The challenge is “to build a smart, well-designed cyber risk model that’s able to analyze potential direct revenue, liability and brand loss scenarios. For when a cyber attack happens, companies are hit not just with losses resulting from customers who stop buying products and services; they also face ancillary costs related to fixing their problem, such as regulatory fines, forensics and consulting costs,” the article said.
When critical data is accessed by hackers, the article confirmed that liability losses also become a factor. “A company may need to provide customers years of remediation, such as offering credit monitoring services, along with legal fees and penalties to settle multiple class action lawsuits,” the Marsh & McLennan handbook said.
Finally, companies must quantify how much their future revenues will fall if a cyber attack has damaged their brand, it continued.
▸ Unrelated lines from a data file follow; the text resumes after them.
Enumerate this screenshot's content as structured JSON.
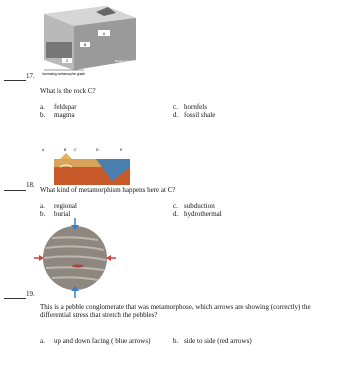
{
  "questions": [
    {
      "number": "17.",
      "prompt": "What is the rock C?",
      "figure": {
        "labels": [
          "A",
          "B",
          "C",
          "Magma chamber",
          "Increasing metamorphic grade"
        ]
      },
      "options": [
        [
          "a.",
          "feldspar"
        ],
        [
          "b.",
          "magma"
        ],
        [
          "c.",
          "hornfels"
        ],
        [
          "d.",
          "fossil shale"
        ]
      ]
    },
    {
      "number": "18.",
      "prompt": "What kind of metamorphism happens here at C?",
      "figure": {
        "labels": [
          "A",
          "B",
          "C",
          "D",
          "E"
        ]
      },
      "options": [
        [
          "a.",
          "regional"
        ],
        [
          "b.",
          "burial"
        ],
        [
          "c.",
          "subduction"
        ],
        [
          "d.",
          "hydrothermal"
        ]
      ]
    },
    {
      "number": "19.",
      "prompt": "This is a pebble conglomerate that was metamorphose, which arrows are showing (correctly) the differential stress that stretch the pebbles?",
      "options": [
        [
          "a.",
          "up and down facing ( blue arrows)"
        ],
        [
          "b.",
          "side to side (red arrows)"
        ]
      ]
    }
  ]
}
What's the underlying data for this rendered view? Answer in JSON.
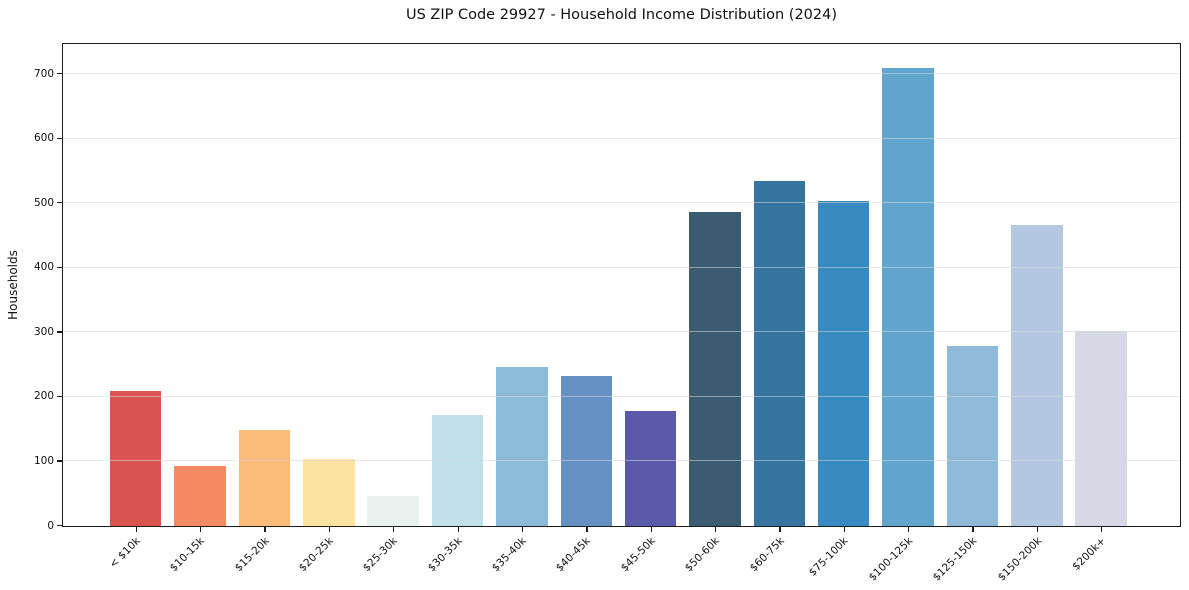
{
  "chart_data": {
    "type": "bar",
    "title": "US ZIP Code 29927 - Household Income Distribution (2024)",
    "xlabel": "",
    "ylabel": "Households",
    "categories": [
      "< $10k",
      "$10-15k",
      "$15-20k",
      "$20-25k",
      "$25-30k",
      "$30-35k",
      "$35-40k",
      "$40-45k",
      "$45-50k",
      "$50-60k",
      "$60-75k",
      "$75-100k",
      "$100-125k",
      "$125-150k",
      "$150-200k",
      "$200k+"
    ],
    "values": [
      209,
      93,
      148,
      104,
      46,
      172,
      246,
      233,
      178,
      486,
      535,
      504,
      709,
      279,
      466,
      302
    ],
    "bar_colors": [
      "#d9544e",
      "#f58a63",
      "#fbbb79",
      "#fde3a2",
      "#e9f2ef",
      "#c2e0ea",
      "#8cbbd9",
      "#6590c3",
      "#5b59a9",
      "#3b5c70",
      "#35749f",
      "#378bc1",
      "#61a5cd",
      "#8fb9d9",
      "#b4c8e1",
      "#d7d8e6"
    ],
    "ylim": [
      0,
      745
    ],
    "yticks": [
      0,
      100,
      200,
      300,
      400,
      500,
      600,
      700
    ],
    "grid": "y",
    "gridline_color": "#e9e9e9",
    "frame_color": "#1b1b1b",
    "legend": "none"
  }
}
“To understand the upper and lower boundaries of their risk, companies must gather general business, operational and technical data that can be modeled against expected and worst-case scenarios,” the article said.
“Using both internal and external data related to the health of their business and operations, managers should be able to predict their expected and maximum cyber losses over a one- to three-year period, just as they can forecast their future revenues,” it said.
They also should estimate what percentage of their customers will leave if an outage results from a cyber breach – or how much their stock valuation and margins could suffer if a cyber attack causes damage to their reputation, the article said, adding that past incidents will help determine the applications that are at the highest risk. “Armed with this information, it’s much easier for managers to judge if their companies have the right level of cyber risk protection and to budget for potential additional spending.”
Articles in MMC’s “Cyber Risk Handbook 2016” cover “Strategy,” “Risks” and “People” topics. (The People section includes a discussion of the “people factor” in cyber threat management as well as staffing and organizing a cyber risk management team.)